Post-COP21, a five-year revision plan is needed to ensure targets are on track and potentially make more ambitious plans.

"Both the situation ands the solutions are evolving rapidly," the IEA said. "The world’s shrinking carbon budget means that any delay in taking action can be costly, while the pace of energy sector innovation means that a five-year review would allow national targets to keep up with events and help build investor confidence," it said.

 The agency also recommended a long-term greenhouse gas emissions target, to help meet the goal of keeping the increase in long-term average global temperatures to below 2 degrees Celsius, the IEA said

Finally, there is a need for a tracking process in the energy sector to identify any countries that are "struggling with implementation", the IEA said.

"Any climate agreement reached at COP21 must have the energy sector at its core or risk being judged a failure," said IEA chief economist Fatih Birol. "Climate pledges submitted for COP21 are an important first step to meeting our climate goal, and our report shows that they will have a material impact on future energy trends."

IEA executive director Maria van der Hoeven said: "As IEA analysis has repeatedly shown that the cost and difficulty of mitigating greenhouse-gas emissions increases every year, time is of the essence.

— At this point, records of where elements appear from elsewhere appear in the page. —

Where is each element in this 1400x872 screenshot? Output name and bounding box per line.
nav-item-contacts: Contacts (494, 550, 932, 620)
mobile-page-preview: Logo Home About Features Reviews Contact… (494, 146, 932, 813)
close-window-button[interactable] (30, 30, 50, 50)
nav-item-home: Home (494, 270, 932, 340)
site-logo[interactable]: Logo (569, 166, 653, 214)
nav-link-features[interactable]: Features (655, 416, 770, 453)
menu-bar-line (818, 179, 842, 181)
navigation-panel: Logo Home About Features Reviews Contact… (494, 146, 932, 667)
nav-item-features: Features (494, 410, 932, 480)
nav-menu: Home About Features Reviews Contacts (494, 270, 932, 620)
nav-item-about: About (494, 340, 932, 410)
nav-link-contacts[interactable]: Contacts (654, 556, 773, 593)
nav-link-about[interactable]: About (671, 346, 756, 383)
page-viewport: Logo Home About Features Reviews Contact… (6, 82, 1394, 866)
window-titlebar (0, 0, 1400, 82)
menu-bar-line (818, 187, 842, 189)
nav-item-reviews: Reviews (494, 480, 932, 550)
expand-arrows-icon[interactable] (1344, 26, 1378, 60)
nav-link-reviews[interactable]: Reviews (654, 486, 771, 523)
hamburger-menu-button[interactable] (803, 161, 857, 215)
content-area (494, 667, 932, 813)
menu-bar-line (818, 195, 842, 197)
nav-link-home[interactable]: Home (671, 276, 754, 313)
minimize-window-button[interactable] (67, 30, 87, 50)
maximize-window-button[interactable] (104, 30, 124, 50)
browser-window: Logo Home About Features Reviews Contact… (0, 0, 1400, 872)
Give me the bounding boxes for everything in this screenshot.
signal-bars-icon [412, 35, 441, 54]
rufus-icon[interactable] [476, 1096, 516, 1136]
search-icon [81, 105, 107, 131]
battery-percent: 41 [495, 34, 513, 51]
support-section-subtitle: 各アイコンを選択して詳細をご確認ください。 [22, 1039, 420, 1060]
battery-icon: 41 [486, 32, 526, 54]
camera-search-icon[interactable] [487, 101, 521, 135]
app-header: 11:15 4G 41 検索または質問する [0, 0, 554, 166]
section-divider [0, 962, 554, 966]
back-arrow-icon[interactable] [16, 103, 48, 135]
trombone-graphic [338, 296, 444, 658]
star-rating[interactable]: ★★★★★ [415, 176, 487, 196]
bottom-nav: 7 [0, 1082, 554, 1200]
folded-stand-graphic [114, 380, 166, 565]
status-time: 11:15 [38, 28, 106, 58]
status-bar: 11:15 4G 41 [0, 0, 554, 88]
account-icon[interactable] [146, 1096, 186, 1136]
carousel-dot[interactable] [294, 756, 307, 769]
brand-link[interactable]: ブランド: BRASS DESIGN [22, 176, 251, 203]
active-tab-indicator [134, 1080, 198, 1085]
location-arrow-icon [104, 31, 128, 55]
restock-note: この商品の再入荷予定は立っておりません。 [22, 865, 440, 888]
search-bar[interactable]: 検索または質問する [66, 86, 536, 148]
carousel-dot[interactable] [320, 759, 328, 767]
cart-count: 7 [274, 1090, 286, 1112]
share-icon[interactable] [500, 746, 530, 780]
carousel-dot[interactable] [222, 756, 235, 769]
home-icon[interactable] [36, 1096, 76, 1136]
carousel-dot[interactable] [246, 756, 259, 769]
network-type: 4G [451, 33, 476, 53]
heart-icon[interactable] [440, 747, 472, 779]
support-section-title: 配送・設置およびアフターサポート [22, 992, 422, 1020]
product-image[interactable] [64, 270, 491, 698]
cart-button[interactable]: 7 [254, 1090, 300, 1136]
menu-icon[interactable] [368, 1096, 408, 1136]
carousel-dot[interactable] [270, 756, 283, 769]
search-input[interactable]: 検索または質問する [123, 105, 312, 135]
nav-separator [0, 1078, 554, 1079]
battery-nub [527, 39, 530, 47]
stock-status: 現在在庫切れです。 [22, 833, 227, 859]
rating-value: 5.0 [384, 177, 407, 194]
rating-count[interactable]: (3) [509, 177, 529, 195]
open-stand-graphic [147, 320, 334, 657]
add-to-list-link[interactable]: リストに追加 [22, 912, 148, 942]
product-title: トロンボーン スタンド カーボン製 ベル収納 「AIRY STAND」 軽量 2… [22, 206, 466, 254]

It is clear that the energy sector must play a critical role if efforts to reduce emissions are to succeed. While we see growing consensus among countries that it is time to act, we must ensure that the steps taken are adequate and that the commitments made are kept."

In May, Gérard Mestrallet, chief executive of power company Engie told the Financial Times that European energy companies are increasingly investing in renewables rather than coal and gas.

Coal and gas power generation is uneconomic for European suppliers, Mestrallet said.

"The choice we have made is very clear. We have stopped investing — and so did the others by the way — in thermal power generation in Europe and we are investing in renewables," he told the newspaper.